The federal government owns so much of Custer County, Idaho, that one could call it common ground. More than 95 percent lies in public hands. But for years, Idaho has failed to find much, if any, common ground on what to do with the region's pristine backwoods.

Environmentalists wanted to protect the roadless forestland as federal wilderness, ranchers hoped to maintain the land for their cattle, and weekend warriors pushed for access for their dirt bikes and off-road vehicles. Local government officials, starved for revenue, looked to privatize some government land to generate more property taxes.

Exhausted after three decades of lawsuits, failed legislation, and ill will, these groups are backing a compromise bill that would designate some 300,000 acres as wilderness, privatize another 6,000, and keep the rest open for multiple uses. Some observers call the legislation, submitted last year by US Rep. Mike Simpson (R) of Idaho, an example of "collaborative process," an evolving concept that could define the future of conservation.

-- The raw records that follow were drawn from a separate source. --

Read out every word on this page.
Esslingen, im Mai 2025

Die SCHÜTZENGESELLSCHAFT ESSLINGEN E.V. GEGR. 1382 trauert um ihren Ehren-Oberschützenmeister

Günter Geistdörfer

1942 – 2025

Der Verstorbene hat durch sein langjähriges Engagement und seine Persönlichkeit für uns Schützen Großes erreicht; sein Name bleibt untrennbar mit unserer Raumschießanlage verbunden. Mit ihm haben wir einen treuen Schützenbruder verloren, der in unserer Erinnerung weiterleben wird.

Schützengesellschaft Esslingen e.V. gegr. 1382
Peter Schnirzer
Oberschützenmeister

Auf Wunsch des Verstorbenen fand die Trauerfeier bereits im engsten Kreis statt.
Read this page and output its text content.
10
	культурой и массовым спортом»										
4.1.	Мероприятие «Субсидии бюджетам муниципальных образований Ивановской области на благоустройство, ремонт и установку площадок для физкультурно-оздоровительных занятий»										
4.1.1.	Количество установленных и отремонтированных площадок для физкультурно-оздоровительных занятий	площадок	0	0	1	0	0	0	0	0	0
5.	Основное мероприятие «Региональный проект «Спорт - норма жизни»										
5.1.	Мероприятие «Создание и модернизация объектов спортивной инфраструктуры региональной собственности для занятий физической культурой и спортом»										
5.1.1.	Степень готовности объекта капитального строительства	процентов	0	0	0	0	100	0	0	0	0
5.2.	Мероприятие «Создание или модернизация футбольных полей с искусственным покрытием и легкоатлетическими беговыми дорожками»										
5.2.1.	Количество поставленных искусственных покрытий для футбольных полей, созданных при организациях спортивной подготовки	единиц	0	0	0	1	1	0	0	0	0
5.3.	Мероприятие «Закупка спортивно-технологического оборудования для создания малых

"The environmental movement has gotten very good at fighting and we've lost touch with a lot of people," says Rick Johnson, executive director of The Idaho Conservation League and a key figure in the Custer County compromise.

"Collaboration, in the big sense, means getting things done instead of simply fighting. People are hungry for that."

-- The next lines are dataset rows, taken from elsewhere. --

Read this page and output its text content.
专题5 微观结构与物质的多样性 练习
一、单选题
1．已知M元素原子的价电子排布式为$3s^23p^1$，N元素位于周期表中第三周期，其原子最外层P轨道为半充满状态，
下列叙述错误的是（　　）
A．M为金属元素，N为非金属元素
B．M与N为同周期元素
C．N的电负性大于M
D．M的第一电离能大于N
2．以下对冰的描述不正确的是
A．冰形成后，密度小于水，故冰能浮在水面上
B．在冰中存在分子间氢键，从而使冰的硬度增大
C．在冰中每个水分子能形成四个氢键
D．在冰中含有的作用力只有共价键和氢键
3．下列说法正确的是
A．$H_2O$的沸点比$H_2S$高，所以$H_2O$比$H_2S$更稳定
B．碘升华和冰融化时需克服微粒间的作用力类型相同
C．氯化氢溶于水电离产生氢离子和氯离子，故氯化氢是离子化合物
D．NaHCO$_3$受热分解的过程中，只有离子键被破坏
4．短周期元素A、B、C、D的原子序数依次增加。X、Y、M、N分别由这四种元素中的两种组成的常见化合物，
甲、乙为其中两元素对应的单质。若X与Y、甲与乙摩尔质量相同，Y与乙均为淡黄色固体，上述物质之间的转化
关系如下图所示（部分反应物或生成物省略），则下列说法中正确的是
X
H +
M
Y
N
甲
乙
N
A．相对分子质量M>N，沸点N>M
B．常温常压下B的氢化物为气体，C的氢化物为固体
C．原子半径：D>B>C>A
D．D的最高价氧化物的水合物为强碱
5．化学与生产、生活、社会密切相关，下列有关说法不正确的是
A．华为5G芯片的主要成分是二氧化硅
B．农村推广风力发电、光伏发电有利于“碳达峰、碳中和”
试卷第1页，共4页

While definitions of the process vary, the basic idea has existed for decades. Most often it's used to describe a coming together of stakeholders intimately connected to a particular problem. The use of such cooperative approaches has surged in recent years. Now, the movement seems to be presenting itself as a viable alternative to mainstream environmentalism.

The trend is particularly evident here in the West, where public landholdings are vast and debate has sharpened over what to do with them. For example:

• In southern Oregon, a group of environmentalists, government agents, logging representatives, and concerned citizens came to an amicable agreement this past fall regarding a long-disputed timber sale. According to the agreement, loggers will bypass the forest's largest and oldest trees while a local committee will help to mediate any future conflicts.

• Last year in south-central Utah, a collaborative collection of state agencies, university professors, residents, and ranchers got a $350,000 federal grant to aid their effort to boost sage grouse populations. In return for help in keeping the sage grouse off the endangered species list, conservationists got help restoring the bird's habitat.

• After witnessing what happened to timber towns when the spotted owl made the endangered species list, farmers in Washington state joined environmentalists in a similar effort to protect sage grouse.